On chemical weapons, then? “Substantiated by intelligence information.”

On weapons of mass destruction overall (a separate section of the intelligence committee report)? “Generally substantiated by intelligence information.” Delivery vehicles such as ballistic missiles? “Generally substantiated by available intelligence.” Unmanned aerial vehicles that could be used to deliver WMDs? “Generally substantiated by intelligence information.”

In some ways Hiatt is making a legitimate point. Plenty of the opponents of the war have stated in the past that there were some reasons to believe that Saddam may have been sitting on stockpiles of WMDs. Whether the intelligence on Saddam’s possession of such weapons was right or wrong is now, five years later, completely irrelevant. The issue was never what weapons Saddam may have been storing, but what threat he presented to the United States and whether that threat was urgent enough to warrant the saturation-bombing and occupation of a country that never attacked us. On these questions the report is very clear:

–Statements and implications by the President and Secretary of State suggesting that Iraq and al-Qa’ida had a partnership, or that Iraq had provided al-Qa’ida with weapons training, were not substantiated by the intelligence.

–Statements by the President and the Vice President indicating that Saddam Hussein was prepared to give weapons of mass destruction to terrorist groups for attacks against the United States were contradicted by available intelligence information.

–Statements by President Bush and Vice President Cheney regarding the postwar situation in Iraq, in terms of the political, security, and economic, did not reflect the concerns and uncertainties expressed in the intelligence products.

–Statements by the President and Vice President prior to the October 2002 National Intelligence Estimate regarding Iraq’s chemical weapons production capability and activities did not reflect the intelligence community’s uncertainties as to whether such production was ongoing.

–The Secretary of Defense’s statement that the Iraqi government operated underground WMD facilities that were not vulnerable to conventional airstrikes because they were underground and deeply buried was not substantiated by available intelligence information.

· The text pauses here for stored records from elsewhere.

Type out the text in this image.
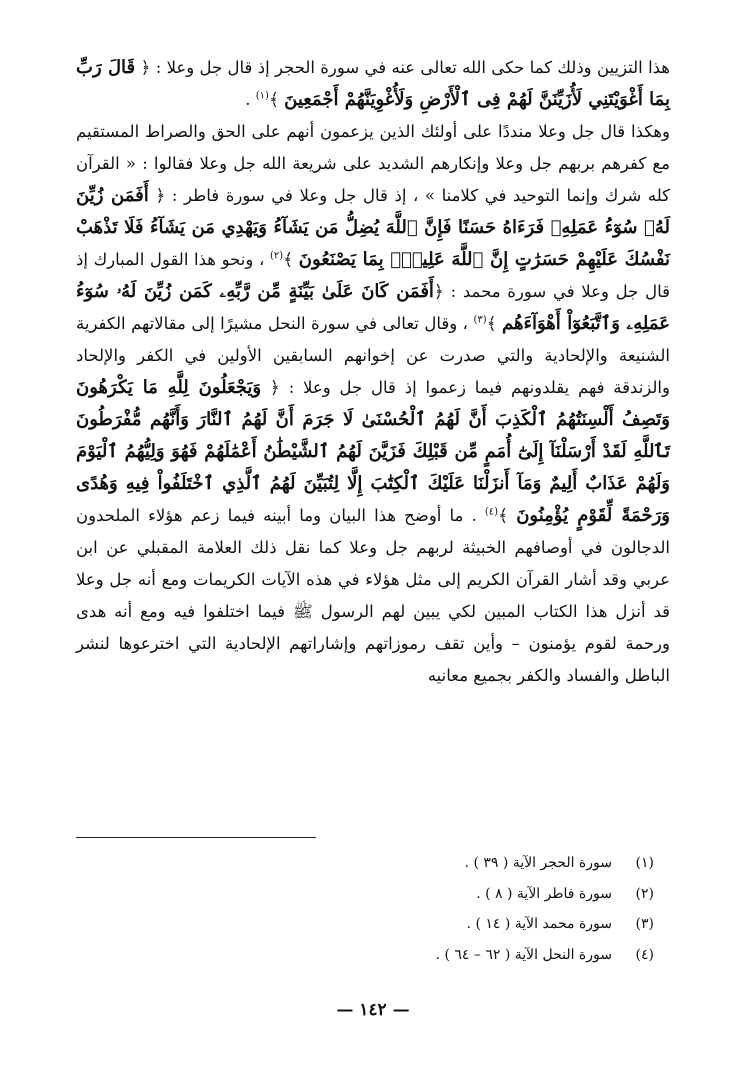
هذا التزيين وذلك كما حكى الله تعالى عنه في سورة الحجر إذ قال جل وعلا : ﴿ قَالَ رَبِّ بِمَا أَغْوَيْتَنِي لَأُزَيِّنَنَّ لَهُمْ فِى ٱلْأَرْضِ وَلَأُغْوِيَنَّهُمْ أَجْمَعِينَ ﴾$^{(١)}$ .
وهكذا قال جل وعلا منددًا على أولئك الذين يزعمون أنهم على الحق والصراط المستقيم مع كفرهم بربهم جل وعلا وإنكارهم الشديد على شريعة الله جل وعلا فقالوا : « القرآن كله شرك وإنما التوحيد في كلامنا » ، إذ قال جل وعلا في سورة فاطر : ﴿ أَفَمَن زُيِّنَ لَهُۥ سُوٓءُ عَمَلِهِۦ فَرَءَاهُ حَسَنًا فَإِنَّ ٱللَّهَ يُضِلُّ مَن يَشَآءُ وَيَهْدِي مَن يَشَآءُ فَلَا تَذْهَبْ نَفْسُكَ عَلَيْهِمْ حَسَرَٰتٍ إِنَّ ٱللَّهَ عَلِيمٌۢ بِمَا يَصْنَعُونَ ﴾$^{(٢)}$ ، ونحو هذا القول المبارك إذ قال جل وعلا في سورة محمد : ﴿أَفَمَن كَانَ عَلَىٰ بَيِّنَةٍ مِّن رَّبِّهِۦ كَمَن زُيِّنَ لَهُۥ سُوٓءُ عَمَلِهِۦ وَٱتَّبَعُوٓاْ أَهْوَآءَهُم ﴾$^{(٣)}$ ، وقال تعالى في سورة النحل مشيرًا إلى مقالاتهم الكفرية الشنيعة والإلحادية والتي صدرت عن إخوانهم السابقين الأولين في الكفر والإلحاد والزندقة فهم يقلدونهم فيما زعموا إذ قال جل وعلا : ﴿ وَيَجْعَلُونَ لِلَّهِ مَا يَكْرَهُونَ وَتَصِفُ أَلْسِنَتُهُمُ ٱلْكَذِبَ أَنَّ لَهُمُ ٱلْحُسْنَىٰ لَا جَرَمَ أَنَّ لَهُمُ ٱلنَّارَ وَأَنَّهُم مُّفْرَطُونَ تَٱللَّهِ لَقَدْ أَرْسَلْنَآ إِلَىٰٓ أُمَمٍ مِّن قَبْلِكَ فَزَيَّنَ لَهُمُ ٱلشَّيْطَٰنُ أَعْمَٰلَهُمْ فَهُوَ وَلِيُّهُمُ ٱلْيَوْمَ وَلَهُمْ عَذَابٌ أَلِيمٌ وَمَآ أَنزَلْنَا عَلَيْكَ ٱلْكِتَٰبَ إِلَّا لِتُبَيِّنَ لَهُمُ ٱلَّذِي ٱخْتَلَفُواْ فِيهِ وَهُدًى وَرَحْمَةً لِّقَوْمٍ يُؤْمِنُونَ ﴾$^{(٤)}$ . ما أوضح هذا البيان وما أبينه فيما زعم هؤلاء الملحدون الدجالون في أوصافهم الخبيثة لربهم جل وعلا كما نقل ذلك العلامة المقبلي عن ابن عربي وقد أشار القرآن الكريم إلى مثل هؤلاء في هذه الآيات الكريمات ومع أنه جل وعلا قد أنزل هذا الكتاب المبين لكي يبين لهم الرسول ﷺ فيما اختلفوا فيه ومع أنه هدى ورحمة لقوم يؤمنون – وأين تقف رموزاتهم وإشاراتهم الإلحادية التي اخترعوها لنشر الباطل والفساد والكفر بجميع معانيه

(١)
سورة الحجر الآية ( ٣٩ ) .
(٢)
سورة فاطر الآية ( ٨ ) .
(٣)
سورة محمد الآية ( ١٤ ) .
(٤)
سورة النحل الآية ( ٦٢ – ٦٤ ) .
— ١٤٢ —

–The Intelligence Community did not confirm that Muhammad Atta met an Iraqi intelligence officer in Prague in 2001 as the Vice President repeatedly claimed.

Hiatt is not all wrong. He is correct when he asserts that, on the question of Saddam’s future intentions, it is the type of question that is not answerable by intelligence reports alone, but rather it is a “question of judgment that politicians are expected to make.” Whether the President’s judgment was sound is at least debatable. What is not debatable is that post-war intelligence studies have cast serious doubts on the sincerity of statements made by Bush, Cheney, Rumsfeld, and many others in the months leading up to military strikes on Iraq. Hiatt would rather distract readers from this fact than analyze the report honestly, and in so doing, he does them a great disservice.